The Britain-based Syrian Observatory for Human Rights confirmed a barrage of shells hit Barzeh and said at least one person was killed and several others wounded. It said the nature of the attack and exact number of casualties was not clear.
Barzeh is close to Esh el-Wirwar, a suburb of Damascus predominantly inhabited by Alawites and Syrian army volunteers. Rebels frequently target the area with mortar shells.
The Syrian revolt started with largely peaceful protests in March 2011 but has developed into a civil war with increasingly sectarian overtones.
Sunni Muslims dominate rebel ranks, while the Assad regime is composed mostly of Alawites, an offshoot Shiite group to which the president and his family belong. More than 70,000 people have died in the conflict, according to the U.N.

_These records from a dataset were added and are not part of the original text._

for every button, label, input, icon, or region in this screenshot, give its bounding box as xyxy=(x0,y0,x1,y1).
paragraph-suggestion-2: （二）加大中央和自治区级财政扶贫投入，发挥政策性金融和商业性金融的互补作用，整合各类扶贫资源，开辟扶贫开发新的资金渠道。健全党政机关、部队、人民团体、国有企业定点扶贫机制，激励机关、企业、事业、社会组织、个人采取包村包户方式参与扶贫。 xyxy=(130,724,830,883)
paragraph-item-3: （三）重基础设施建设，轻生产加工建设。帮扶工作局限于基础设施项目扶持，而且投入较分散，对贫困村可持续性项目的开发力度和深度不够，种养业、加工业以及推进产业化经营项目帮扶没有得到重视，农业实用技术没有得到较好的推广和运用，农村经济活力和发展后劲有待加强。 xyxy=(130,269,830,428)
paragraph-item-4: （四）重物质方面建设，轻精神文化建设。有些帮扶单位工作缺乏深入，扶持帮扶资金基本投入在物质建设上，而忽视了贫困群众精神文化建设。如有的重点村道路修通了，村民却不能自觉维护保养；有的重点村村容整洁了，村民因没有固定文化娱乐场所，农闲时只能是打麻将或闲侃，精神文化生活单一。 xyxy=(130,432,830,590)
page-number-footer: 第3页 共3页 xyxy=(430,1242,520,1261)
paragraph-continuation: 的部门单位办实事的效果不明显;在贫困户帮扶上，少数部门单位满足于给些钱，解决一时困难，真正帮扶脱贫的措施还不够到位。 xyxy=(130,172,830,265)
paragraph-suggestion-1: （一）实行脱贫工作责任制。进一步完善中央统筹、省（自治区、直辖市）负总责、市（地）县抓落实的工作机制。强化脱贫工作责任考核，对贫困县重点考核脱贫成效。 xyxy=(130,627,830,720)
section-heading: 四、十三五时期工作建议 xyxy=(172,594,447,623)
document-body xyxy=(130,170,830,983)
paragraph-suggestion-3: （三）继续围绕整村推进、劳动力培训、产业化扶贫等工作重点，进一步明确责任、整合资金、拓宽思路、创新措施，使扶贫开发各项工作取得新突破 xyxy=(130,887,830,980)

Activists also reported fighting in many parts of the country, including the southern province of Daraa near the border with Jordan, where rebels have been making significant advances.
A Jordanian security official said Thursday the kingdom has tightened security along its 370-kilometer (230-mile) border with Syria, doubling the number of soldiers in the last two days. He declined to disclose the size of the force.
The stepped up security reflects the kingdom's fears that the chaos from Syria's 2-year-old civil war could lead to a failed state on its doorstep where Islamic militants have a free hand.
President Bashar Assad's regime warned Thursday the kingdom is "playing with fire" by allowing the U.S. and other countries to train and arm Syrian rebels on its territory.
The warnings followed statements from U.S. and other Western and Arab officials that Jordan has been facilitating arms shipments and hosting training camps for Syrian rebels since last October.